Players feel that, too, no matter how “tough” or “manly” Milbury wants to say they are, or how much he wants to believe that a bigger-than-average paycheck fills the void or makes them immune from human emotions like love.

It’s not just women Milbury denigrates. It’s that he believes professional athletes are so weak of mind that they can’t concentrate with their significant others in their lives. That demonstrates he doesn’t think very highly of them, either. (And are we sure every player’s significant other is a woman, Mike? Think about it.)

Earlier this month, Milbury mocked Boston Bruins goaltender Tuukka Rask for leaving the NHL bubble to be with his family, which includes a newborn daughter. Milbury called the Olympic medalist, Vezina Trophy honoree, two-time All-Star, Stanley Cup champion and winningest goalie in the history of an Original Six franchise a “nobody.” He also commented that broadcasting games played in an empty arena was no different than covering women’s college hockey — another gratuitous shot at women, and this one demonstrably false.

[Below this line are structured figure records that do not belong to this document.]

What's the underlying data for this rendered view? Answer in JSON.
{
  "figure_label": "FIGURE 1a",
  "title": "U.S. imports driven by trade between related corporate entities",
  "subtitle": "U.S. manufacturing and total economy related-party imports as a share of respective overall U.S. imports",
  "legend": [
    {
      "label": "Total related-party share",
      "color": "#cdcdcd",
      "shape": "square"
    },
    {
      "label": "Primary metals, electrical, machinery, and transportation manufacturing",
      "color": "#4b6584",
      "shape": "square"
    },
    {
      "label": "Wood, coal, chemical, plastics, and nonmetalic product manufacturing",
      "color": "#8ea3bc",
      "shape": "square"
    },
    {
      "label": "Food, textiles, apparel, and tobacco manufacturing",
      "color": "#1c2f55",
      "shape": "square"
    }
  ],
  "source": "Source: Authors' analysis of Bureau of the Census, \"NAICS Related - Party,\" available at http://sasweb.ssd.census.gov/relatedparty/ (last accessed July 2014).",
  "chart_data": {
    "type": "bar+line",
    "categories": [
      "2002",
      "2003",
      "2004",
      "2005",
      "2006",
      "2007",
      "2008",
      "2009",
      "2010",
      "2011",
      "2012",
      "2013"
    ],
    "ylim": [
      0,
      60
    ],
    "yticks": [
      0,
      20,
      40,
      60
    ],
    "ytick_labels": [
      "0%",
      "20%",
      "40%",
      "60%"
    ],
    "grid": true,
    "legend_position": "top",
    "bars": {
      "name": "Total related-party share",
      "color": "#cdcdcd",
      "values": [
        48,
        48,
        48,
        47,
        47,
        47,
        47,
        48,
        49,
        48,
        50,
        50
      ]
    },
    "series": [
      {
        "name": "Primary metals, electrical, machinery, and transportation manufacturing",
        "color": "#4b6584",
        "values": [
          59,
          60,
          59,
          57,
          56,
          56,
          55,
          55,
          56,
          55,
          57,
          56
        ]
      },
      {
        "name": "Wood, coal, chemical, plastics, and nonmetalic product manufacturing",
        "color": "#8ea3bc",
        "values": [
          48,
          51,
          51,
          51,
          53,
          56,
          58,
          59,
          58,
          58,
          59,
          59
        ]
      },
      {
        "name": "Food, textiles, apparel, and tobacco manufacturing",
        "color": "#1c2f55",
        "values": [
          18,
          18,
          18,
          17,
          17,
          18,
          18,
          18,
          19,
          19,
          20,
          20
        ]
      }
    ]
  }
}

And those are Milbury’s dumb takes from the month of August. NBC Sports and the “hockey is for everyone” NHL really can’t find someone who doesn’t make a fool of himself and his employer almost every game he broadcasts?

In Brennaman’s case, there’s an ugly undercurrent on Twitter that believes he should get a pass because he didn’t know his comments would be aired. That doesn’t absolve him in the least. Live broadcasts require numerous people, from camera operators to production assistants to directors, many of whom hear everything Brennaman says whether it goes out to the public or not. Among those co-workers, it’s a near certainty that at least one is LGBT and/or has a loved one who is; Brennaman’s slur is a direct insult to them. Given how casually he said it, how many other times have his colleagues had to endure his homophobia?

Brennaman’s been suspended indefinitely by the Reds and dropped from Fox NFL broadcasts as well.

Even before last week’s incidents, broadcast booths across all sports were in dire need of more diverse voices — more women, more people of color, fewer dinosaurs stuck in the amber of their ways. That won’t necessarily eliminate comments like those of Brennaman and Milbury, but it can help.

As McManus noted, the real-time reaction to their comments shows that things are changing.

“There are a lot of really obvious and really subtle ways that communicate to us that we are still on territory where we may not be welcome, whether as people whose sexual orientation may not be ‘conventional’ or because of gender, and women of color deal with twice as much as anybody else is,” she said. “The fact that there’s a lot of pushback against saying it out loud is the thing that’s changed.”

And it’s not just fans who were upset. Cincinnati pitchers Amir Garrett and Matt Bowman tweeted support to the LGBT community and expressed remorse, with Garrett saying “whoever is against you, is against me.”

Their words were likely incredibly meaningful to queer baseball fans everywhere, and they also serve notice to broadcasters who want to perpetuate such outmoded ideas: Grow up, or make room for someone who has.